He adds that as the LTE standard is still evolving, it ‘poses certain challenges” for NEMs, carriers and test & measurement companies alike. And instead of the mega broadband speeds promised by the likes of Ericsson, Gowans believes the first commercial LTE offerings will be a much more modest. “I think if [LTE providers] can deliver the equivalent of DSL and cable speeds of around 8MBps, that would be a good service to begin with,” he says. “There is potential to deliver higher speeds on the LTE platform but operators have also got to look at their backhaul infrastructure and see if it can support those higher speeds.”
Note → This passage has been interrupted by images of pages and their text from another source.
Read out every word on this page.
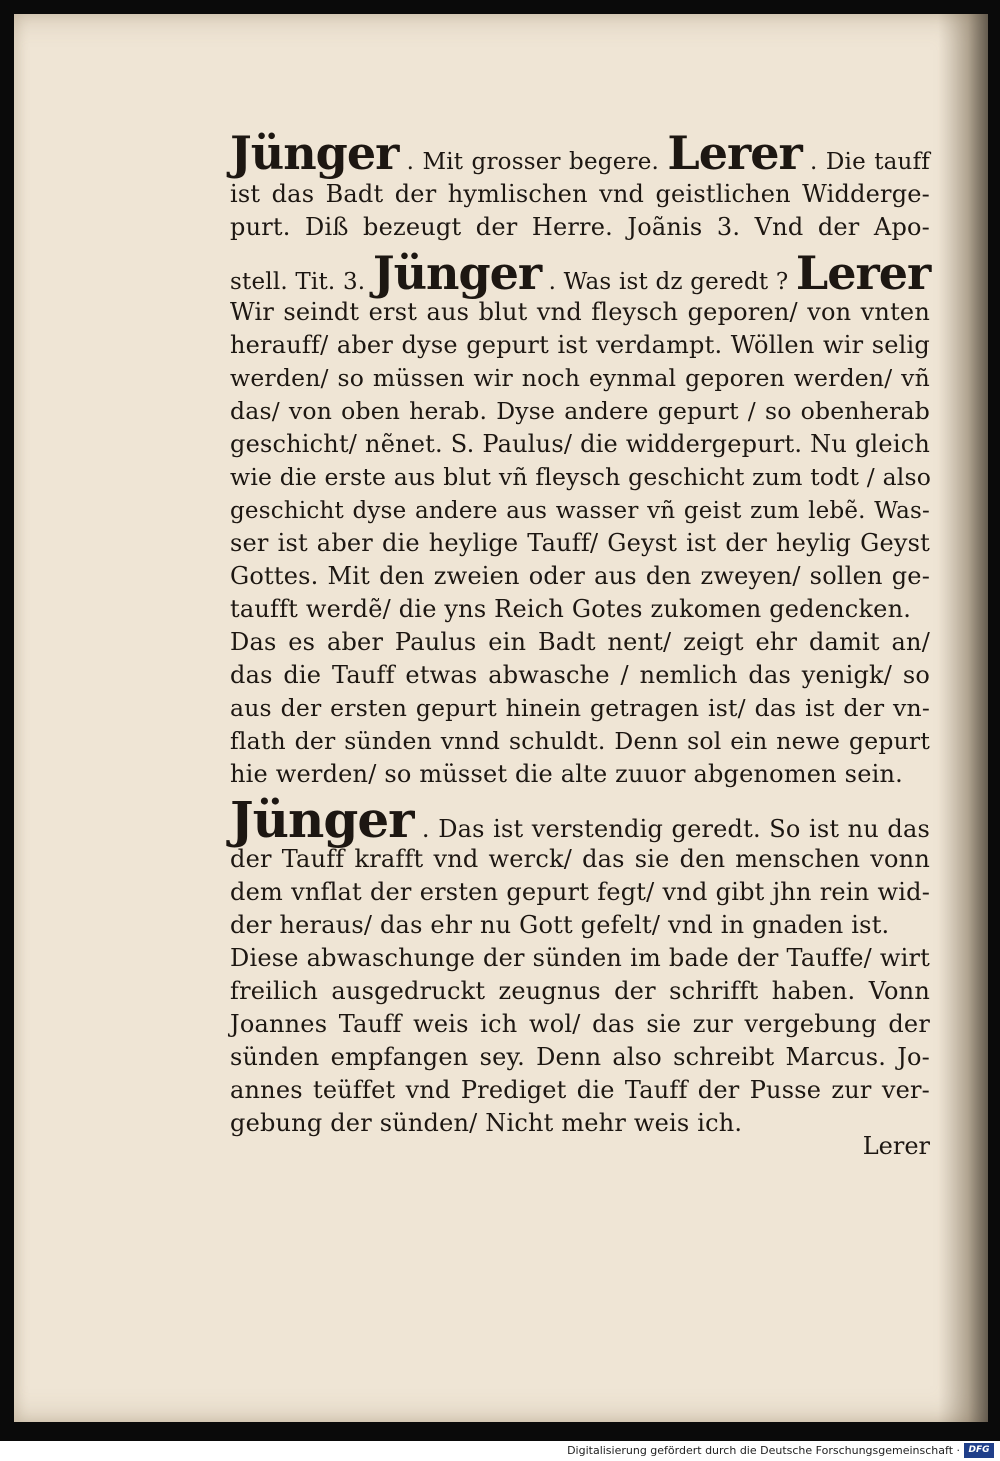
Jünger . Mit grosser begere. Lerer . Die tauff
ist das Badt der hymlischen vnd geistlichen Widderge-
purt. Diß bezeugt der Herre. Joãnis 3. Vnd der Apo-
stell. Tit. 3. Jünger . Was ist dz geredt ? Lerer
Wir seindt erst aus blut vnd fleysch geporen/ von vnten
herauff/ aber dyse gepurt ist verdampt. Wöllen wir selig
werden/ so müssen wir noch eynmal geporen werden/ vñ
das/ von oben herab. Dyse andere gepurt / so obenherab
geschicht/ nẽnet. S. Paulus/ die widdergepurt. Nu gleich
wie die erste aus blut vñ fleysch geschicht zum todt / also
geschicht dyse andere aus wasser vñ geist zum lebẽ. Was-
ser ist aber die heylige Tauff/ Geyst ist der heylig Geyst
Gottes. Mit den zweien oder aus den zweyen/ sollen ge-
taufft werdẽ/ die yns Reich Gotes zukomen gedencken.
Das es aber Paulus ein Badt nent/ zeigt ehr damit an/
das die Tauff etwas abwasche / nemlich das yenigk/ so
aus der ersten gepurt hinein getragen ist/ das ist der vn-
flath der sünden vnnd schuldt. Denn sol ein newe gepurt
hie werden/ so müsset die alte zuuor abgenomen sein.
Jünger . Das ist verstendig geredt. So ist nu das
der Tauff krafft vnd werck/ das sie den menschen vonn
dem vnflat der ersten gepurt fegt/ vnd gibt jhn rein wid-
der heraus/ das ehr nu Gott gefelt/ vnd in gnaden ist.
Diese abwaschunge der sünden im bade der Tauffe/ wirt
freilich ausgedruckt zeugnus der schrifft haben. Vonn
Joannes Tauff weis ich wol/ das sie zur vergebung der
sünden empfangen sey. Denn also schreibt Marcus. Jo-
annes teüffet vnd Prediget die Tauff der Pusse zur ver-
gebung der sünden/ Nicht mehr weis ich.
Lerer
Digitalisierung gefördert durch die Deutsche Forschungsgemeinschaft · DFG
LTE is a key focus area for Agilent at MWC. On Monday, the test and measurement company announced the availability of what it claims to be the industry’s most complete, end-to-end analysis and troubleshooting solution for LTE networks. The signaling analyzer real-time (SART) for LTE provides monitoring and network diagnostics by interpreting, correlating and analysing protocol signaling messages produced by multiple network technologies at mobile network interfaces.

Agilent is also displaying at MWC a software extension to its existing drive test platform for cellular networks to include LTE, which can be used to quickly verify base-station RF coverage, and plot accurate coverage maps and validate planning.

Gowans did not reveal the names of any NEM or carrier customers for its LTE testing equipment.